The percentage of total expenses a nonprofit spends directly on its charitable programs and mission-related activities.

Program Expense Ratio is a term from U.S. nonprofit financial reporting — typically a line item or schedule on IRS Form 990, the annual disclosure tax-exempt organizations file. The definition here is the IRS-file usage, which can differ from how the term is used in general financial writing or accounting standards. On the LakeQuality nonprofit efficiency rubric, Program Expense Ratio feeds into one of the four scoring factors (program ratio, revenue growth, reserves, or CEO compensation). Understanding how the term is computed at IRS is part of reading nonprofit pages defensibly.

Each nonprofit page on the site surfaces the specific Program Expense Ratio value for that organization (when Form 990 reports one), so the general definition here translates into a concrete data point on the per-nonprofit pages you actually use.

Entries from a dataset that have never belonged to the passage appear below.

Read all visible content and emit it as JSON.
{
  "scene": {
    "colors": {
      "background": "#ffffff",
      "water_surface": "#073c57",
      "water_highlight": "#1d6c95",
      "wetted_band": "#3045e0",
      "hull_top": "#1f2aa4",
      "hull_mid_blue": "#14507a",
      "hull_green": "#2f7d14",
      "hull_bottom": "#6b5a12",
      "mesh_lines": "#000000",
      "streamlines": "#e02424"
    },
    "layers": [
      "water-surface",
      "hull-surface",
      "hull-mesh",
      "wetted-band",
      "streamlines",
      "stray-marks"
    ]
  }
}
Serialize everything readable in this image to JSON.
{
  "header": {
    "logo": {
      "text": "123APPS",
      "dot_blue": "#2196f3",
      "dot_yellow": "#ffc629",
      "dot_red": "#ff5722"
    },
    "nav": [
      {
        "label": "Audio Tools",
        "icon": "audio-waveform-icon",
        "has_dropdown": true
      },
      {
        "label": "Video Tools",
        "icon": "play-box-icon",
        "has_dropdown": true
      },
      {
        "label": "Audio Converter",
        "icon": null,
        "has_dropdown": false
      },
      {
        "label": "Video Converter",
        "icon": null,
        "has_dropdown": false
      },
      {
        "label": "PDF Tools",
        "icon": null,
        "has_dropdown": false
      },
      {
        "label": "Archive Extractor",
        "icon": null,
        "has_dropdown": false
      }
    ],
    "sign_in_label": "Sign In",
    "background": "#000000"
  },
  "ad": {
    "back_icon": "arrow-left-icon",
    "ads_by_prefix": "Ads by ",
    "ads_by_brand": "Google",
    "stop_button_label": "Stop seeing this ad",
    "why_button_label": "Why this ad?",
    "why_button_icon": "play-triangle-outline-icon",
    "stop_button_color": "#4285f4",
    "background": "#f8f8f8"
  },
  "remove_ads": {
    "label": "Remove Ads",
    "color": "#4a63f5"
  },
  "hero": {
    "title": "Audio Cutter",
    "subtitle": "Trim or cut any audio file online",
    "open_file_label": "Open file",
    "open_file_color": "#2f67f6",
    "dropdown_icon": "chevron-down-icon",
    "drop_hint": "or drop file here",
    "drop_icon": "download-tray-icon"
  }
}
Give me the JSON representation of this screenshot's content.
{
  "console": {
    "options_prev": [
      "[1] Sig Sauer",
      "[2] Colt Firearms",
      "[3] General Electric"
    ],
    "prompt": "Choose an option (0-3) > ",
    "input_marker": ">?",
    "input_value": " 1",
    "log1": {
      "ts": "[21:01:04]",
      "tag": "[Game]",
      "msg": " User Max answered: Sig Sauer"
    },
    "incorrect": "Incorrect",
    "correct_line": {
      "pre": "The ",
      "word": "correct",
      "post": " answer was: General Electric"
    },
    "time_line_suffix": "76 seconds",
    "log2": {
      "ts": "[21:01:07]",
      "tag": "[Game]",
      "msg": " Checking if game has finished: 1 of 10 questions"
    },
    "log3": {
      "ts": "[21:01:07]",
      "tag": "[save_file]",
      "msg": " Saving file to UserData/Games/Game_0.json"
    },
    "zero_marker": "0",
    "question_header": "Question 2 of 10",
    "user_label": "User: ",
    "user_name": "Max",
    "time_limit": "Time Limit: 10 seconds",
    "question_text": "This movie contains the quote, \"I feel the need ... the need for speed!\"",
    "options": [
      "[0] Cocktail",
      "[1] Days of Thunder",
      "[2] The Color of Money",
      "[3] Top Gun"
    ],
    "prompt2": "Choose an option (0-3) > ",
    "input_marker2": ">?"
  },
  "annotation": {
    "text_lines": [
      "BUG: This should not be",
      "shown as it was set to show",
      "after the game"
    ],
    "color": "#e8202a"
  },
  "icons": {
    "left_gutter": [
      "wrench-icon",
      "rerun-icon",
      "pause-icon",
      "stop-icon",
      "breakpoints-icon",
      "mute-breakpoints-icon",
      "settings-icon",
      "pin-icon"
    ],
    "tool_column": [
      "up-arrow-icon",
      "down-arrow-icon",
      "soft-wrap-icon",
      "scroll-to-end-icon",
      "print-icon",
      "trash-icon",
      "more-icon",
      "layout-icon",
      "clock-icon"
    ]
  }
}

The program expense ratio is widely considered the single most important financial metric for evaluating a charity. It measures how much of every dollar spent goes directly toward the organization's stated mission rather than overhead costs like administration and fundraising. A nonprofit with a program expense ratio of 80% spends 80 cents of every dollar on programs and 20 cents on overhead. Industry benchmarks suggest that well-run charities should maintain a program expense ratio of at least 75%, with top-performing organizations often exceeding 85%. However, context matters: a newly launched nonprofit investing in infrastructure may temporarily have a lower ratio, and certain mission types like advocacy or research inherently carry higher administrative costs. The IRS requires nonprofits to categorize expenses as program, management/general, or fundraising on Form 990 Part IX. NonprofitTruth weights the program expense ratio at 40% (the highest single factor) in its Efficiency Score calculation because it most directly answers the donor's core question: where does my money actually go?